L’une a dû affronter le rejet de son mari et de ses voisins. L’autre a reçu le soutien de son époux. Portraits croisés de deux Ivoiriennes malades du sida.


10 septembre 2007 - L’Humanité

Assises côte à côte, l’une et l’autre pèsent leurs mots. Racontent leur histoire en détail, à tour de rôle. Avec, en filigrane, ce point commun : toutes les deux ont le sida  . Félicité Sahi depuis huit ans, Clémentine Bono depuis six ans. La première, à lfragile et au visage triste, a dû affronter le rejet de son mari. La seconde, pleine d’énergie, a été épaulée par son époux. Une chance, dans cette région pauvre de l’ouest de la Côte d’Ivoire, où la maladie reste taboue.

« Au début, je ne savais pas de quoi je souffrais, commence Félicité, d’une voix douce et lente. Une tante m’a dit de faire le test de dépistage à l’hôpital. J’y suis allée sans avertir mon mari... » Dans le bureau de la conseillère qui lui annonce sa séropositivité, la jeune femme s’effondre. Il lui faudra deux jours pour le dire à son mari. « Il a quitté la maison... » La laissant seule avec ses trois enfants. Félicité se triture les mains, poursuit : « J’ai commencé le traitement, mais chaque jour je rechutais. » Surtout, « ma tante l’a dit dans le quartier. Plus personne ne voulait m’approcher ». Une conseillère de l’ONG IDE Afrique s’en mêle, explique au mari que sa femme a sans doute été contaminée lors d’un accouchement au village, qu’il n’y a pas de honte à avoir le sida  . L’homme finit par accepter d’être dépisté à son tour. Il est séronégatif. « Il était encore plus fâché », dit Félicité, mais l’époux finit par revenir à la maison.

Le mari de Clémentine, lui, a réagi inversement. « Après avoir pleuré pendant trois jours, je suis allée le voir au champ. Je m’en voulais, je pensais que j’avais gâché quelque chose, mais je lui ai dit de penser à nos enfants. Il a posé sa machette et il m’a dit : "Je ne vais pas te laisser. Toi et moi, on va vivre ensemble". » L’homme doit faire face à son père, qui l’encourage à abandonner sa femme malade. Séronégatif, le mari de Clémentine est prêt à s’infecter délibérément pour partager le mal. On le convainc de renoncer, de garder ses forces pour faire vivre sa femme et ses trois enfants.

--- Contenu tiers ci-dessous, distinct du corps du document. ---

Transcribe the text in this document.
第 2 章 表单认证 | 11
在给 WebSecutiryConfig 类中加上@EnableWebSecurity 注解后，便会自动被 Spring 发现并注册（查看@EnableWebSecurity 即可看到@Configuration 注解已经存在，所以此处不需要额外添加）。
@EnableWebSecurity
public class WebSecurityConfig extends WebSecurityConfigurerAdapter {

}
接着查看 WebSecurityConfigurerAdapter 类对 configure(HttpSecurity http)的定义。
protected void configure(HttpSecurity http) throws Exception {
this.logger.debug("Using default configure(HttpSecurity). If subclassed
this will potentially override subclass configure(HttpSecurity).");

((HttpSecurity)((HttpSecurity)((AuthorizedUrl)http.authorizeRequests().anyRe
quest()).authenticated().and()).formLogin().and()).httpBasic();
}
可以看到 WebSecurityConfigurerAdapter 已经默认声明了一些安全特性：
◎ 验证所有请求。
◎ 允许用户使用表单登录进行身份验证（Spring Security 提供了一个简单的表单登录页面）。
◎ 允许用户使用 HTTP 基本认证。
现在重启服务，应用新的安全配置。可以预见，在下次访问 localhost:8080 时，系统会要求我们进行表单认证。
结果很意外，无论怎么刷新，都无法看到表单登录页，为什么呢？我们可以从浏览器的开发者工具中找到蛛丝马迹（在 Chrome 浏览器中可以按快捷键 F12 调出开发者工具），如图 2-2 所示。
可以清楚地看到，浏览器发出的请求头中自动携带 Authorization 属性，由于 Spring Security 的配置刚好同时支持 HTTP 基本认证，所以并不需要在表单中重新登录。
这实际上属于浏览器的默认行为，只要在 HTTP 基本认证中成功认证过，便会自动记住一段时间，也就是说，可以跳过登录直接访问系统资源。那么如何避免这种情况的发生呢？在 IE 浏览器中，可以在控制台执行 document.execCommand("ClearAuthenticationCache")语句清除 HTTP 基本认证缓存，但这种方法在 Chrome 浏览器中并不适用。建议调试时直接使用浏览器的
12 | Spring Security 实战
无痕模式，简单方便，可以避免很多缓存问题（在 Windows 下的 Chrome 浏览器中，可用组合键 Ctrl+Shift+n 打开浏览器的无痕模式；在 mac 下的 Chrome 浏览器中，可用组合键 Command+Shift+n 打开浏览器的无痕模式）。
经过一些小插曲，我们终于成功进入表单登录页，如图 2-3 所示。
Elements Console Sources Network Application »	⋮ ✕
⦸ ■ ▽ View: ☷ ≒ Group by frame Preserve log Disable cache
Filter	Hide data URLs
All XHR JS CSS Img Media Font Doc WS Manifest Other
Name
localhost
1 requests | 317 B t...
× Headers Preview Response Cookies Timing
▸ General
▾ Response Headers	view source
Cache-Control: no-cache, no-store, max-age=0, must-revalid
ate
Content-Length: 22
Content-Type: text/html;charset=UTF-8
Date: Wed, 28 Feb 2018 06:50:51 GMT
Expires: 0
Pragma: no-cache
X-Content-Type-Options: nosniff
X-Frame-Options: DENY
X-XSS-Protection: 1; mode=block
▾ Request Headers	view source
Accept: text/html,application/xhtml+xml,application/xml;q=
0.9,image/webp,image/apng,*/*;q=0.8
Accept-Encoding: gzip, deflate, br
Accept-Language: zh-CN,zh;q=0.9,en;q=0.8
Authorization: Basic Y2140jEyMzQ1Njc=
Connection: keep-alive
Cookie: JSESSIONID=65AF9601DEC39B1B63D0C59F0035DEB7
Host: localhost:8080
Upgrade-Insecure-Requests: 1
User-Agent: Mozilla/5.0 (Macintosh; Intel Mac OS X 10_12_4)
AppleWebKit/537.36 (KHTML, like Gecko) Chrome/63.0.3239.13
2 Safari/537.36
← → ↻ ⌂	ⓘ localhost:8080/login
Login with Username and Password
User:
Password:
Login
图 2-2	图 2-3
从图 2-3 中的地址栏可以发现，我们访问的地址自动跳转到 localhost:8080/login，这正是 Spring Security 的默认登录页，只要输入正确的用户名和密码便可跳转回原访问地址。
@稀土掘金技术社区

Aujourd’hui, Clémentine a cessé son activité de matrone, elle ne pratique plus les accouchements dans les villages, ce qui lui a sans doute valu d’être infectée par le virus. Elle a même appris à lire et à écrire le français, s’enorgueillit-elle.

Poussées par IDE Afrique, Clémentine, Félicité et d’autres femmes s’organisent pour monter un commerce de riz. « Nous devons économiser 400 francs CFA par mois (0,60 euro), c’est dur », reprend Félicité. Le traitement est lourd, fatiguant. « Quand un enfant nous demande 100 francs CFA (0,15 euro) et qu’on ne peut pas lui donner parce qu’on n’a pas la force de travailler, on est encore plus malade. Et lui, il regrette d’être né... » Pis, son quatrième enfant vit aujourd’hui avec le virus.

Désormais, Clémentine parcourt les villages et explique en yacouba, la langue régionale, comment se protéger du sida  . Félicité, elle aussi, se bat. Et assène, comme une prière : « Je veux vivre, je veux vaincre la maladie. » Il lui reste à rassembler, chaque mois, l’argent pour les médicaments.

V. D.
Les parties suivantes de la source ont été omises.